Я равнодушно пожал плечами, не желая выдавать тревогу.
— Не знаю, — признался я, — честно не знаю. Все деньги у них.
— Верно, деньги у них, — медленно кивнул Петер и откровенно посмотрел на меня. — Знаешь, я тогда ошибался. Ты был прав, когда сказал, что это не антисемитизм. То, что сейчас происходит, лишний раз доказывает твою правоту.
— Что ты имеешь в виду? — с любопытством спросил я.

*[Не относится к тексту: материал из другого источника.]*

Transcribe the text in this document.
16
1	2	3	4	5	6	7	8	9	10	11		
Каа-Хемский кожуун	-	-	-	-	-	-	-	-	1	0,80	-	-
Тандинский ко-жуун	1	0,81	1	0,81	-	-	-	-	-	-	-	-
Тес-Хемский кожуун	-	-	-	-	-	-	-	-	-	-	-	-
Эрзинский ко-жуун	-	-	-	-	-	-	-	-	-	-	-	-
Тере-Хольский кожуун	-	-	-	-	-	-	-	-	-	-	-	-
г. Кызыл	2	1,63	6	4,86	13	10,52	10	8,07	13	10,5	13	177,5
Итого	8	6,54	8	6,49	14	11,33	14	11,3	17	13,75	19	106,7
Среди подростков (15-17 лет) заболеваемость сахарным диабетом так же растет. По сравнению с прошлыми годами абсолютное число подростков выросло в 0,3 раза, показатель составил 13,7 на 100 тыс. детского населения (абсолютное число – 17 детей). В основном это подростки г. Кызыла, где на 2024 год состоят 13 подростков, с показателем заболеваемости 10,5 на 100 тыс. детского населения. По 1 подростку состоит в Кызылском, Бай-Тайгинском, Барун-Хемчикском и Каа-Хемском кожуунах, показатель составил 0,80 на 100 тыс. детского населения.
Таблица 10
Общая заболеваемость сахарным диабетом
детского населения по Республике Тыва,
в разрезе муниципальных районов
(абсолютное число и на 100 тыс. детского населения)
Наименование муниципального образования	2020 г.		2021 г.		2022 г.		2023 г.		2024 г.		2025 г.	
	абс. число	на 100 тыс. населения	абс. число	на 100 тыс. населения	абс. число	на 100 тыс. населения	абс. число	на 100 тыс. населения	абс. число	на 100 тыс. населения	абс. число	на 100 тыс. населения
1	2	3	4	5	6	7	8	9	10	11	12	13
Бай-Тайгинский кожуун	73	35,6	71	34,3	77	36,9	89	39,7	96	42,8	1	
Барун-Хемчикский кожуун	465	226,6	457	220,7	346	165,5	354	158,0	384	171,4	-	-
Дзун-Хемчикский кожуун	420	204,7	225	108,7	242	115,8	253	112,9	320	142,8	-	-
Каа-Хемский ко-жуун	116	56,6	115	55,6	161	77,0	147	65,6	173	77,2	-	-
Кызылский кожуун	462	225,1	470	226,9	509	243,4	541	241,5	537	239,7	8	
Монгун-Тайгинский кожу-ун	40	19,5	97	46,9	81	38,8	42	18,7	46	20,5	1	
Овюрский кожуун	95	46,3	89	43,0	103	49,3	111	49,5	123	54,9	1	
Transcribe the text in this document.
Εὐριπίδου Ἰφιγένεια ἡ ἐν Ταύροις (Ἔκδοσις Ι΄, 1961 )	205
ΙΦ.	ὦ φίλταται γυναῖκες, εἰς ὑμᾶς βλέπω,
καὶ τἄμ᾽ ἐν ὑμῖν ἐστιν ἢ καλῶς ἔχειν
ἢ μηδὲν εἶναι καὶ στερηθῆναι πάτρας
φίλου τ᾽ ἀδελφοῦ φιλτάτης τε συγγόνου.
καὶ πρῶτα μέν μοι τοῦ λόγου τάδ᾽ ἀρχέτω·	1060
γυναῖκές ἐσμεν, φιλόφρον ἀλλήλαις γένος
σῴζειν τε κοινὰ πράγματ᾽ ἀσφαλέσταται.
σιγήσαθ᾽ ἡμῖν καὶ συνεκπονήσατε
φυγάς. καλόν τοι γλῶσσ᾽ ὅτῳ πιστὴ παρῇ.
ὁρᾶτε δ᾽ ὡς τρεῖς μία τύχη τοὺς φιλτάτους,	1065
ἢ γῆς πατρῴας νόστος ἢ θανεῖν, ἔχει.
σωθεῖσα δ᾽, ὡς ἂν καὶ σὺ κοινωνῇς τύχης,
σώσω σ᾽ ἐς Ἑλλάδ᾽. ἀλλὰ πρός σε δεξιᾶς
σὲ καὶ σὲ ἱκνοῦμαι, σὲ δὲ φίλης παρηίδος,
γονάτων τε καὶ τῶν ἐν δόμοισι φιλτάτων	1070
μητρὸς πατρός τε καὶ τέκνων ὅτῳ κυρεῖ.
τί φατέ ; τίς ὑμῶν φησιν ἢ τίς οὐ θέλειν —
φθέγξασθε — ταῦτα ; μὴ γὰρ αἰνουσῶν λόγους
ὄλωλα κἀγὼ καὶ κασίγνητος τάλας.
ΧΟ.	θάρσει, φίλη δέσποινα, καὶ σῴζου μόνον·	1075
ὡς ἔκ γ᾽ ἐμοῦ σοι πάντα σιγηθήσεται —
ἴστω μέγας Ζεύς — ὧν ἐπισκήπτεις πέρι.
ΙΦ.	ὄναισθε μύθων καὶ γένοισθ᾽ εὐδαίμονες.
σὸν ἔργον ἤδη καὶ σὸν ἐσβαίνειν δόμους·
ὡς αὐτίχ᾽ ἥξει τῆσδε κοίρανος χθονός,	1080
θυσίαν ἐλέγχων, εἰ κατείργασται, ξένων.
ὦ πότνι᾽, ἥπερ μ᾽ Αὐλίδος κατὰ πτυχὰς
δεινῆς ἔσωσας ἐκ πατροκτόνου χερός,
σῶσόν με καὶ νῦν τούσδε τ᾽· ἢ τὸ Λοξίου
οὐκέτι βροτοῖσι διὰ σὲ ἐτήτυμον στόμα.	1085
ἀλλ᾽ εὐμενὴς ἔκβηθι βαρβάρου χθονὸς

На его лице появилось странное выражение, смесь сочувствия и печали.
— Если бы это был антисемитизм, они бы не старались протащить в правление Рота и Фарбера в обход тебя. Фарбер и Рот евреи, а ты нет.
Я и не думал об этом. Петер был прав. Я молчал, но мне стало радостно, что он наконец понял, в чем дело.
— Что же тебе делать? — после небольшой паузы вновь поинтересовался он.
Я устало потер лоб. Бессонная ночь давала о себе знать.
— Еще не решил. Не знаю, уйти сейчас или подождать, когда они меня вышвырнут.
— Но ты же не хочешь уходить.
Я посмотрел на него и покачал головой.
— Да, не хочешь, — задумчиво повторил он. — Я так и думал. Мы с тобой слишком много времени и сил вложили в «Магнум», чтобы хотеть уйти. «Магнум» стал частью нас, возможно, даже вошел в наши сердца. Сейчас ты в таком положении, в каком оказался я, когда меня заставили продать студию. Все эти годы я чувствую опустошенность.
Мы замолчали, каждый думая о своем. Молчание продолжалось до тех пор, пока в комнату не вошла Дорис. Она улыбалась, и от нее пахло сосновым мылом.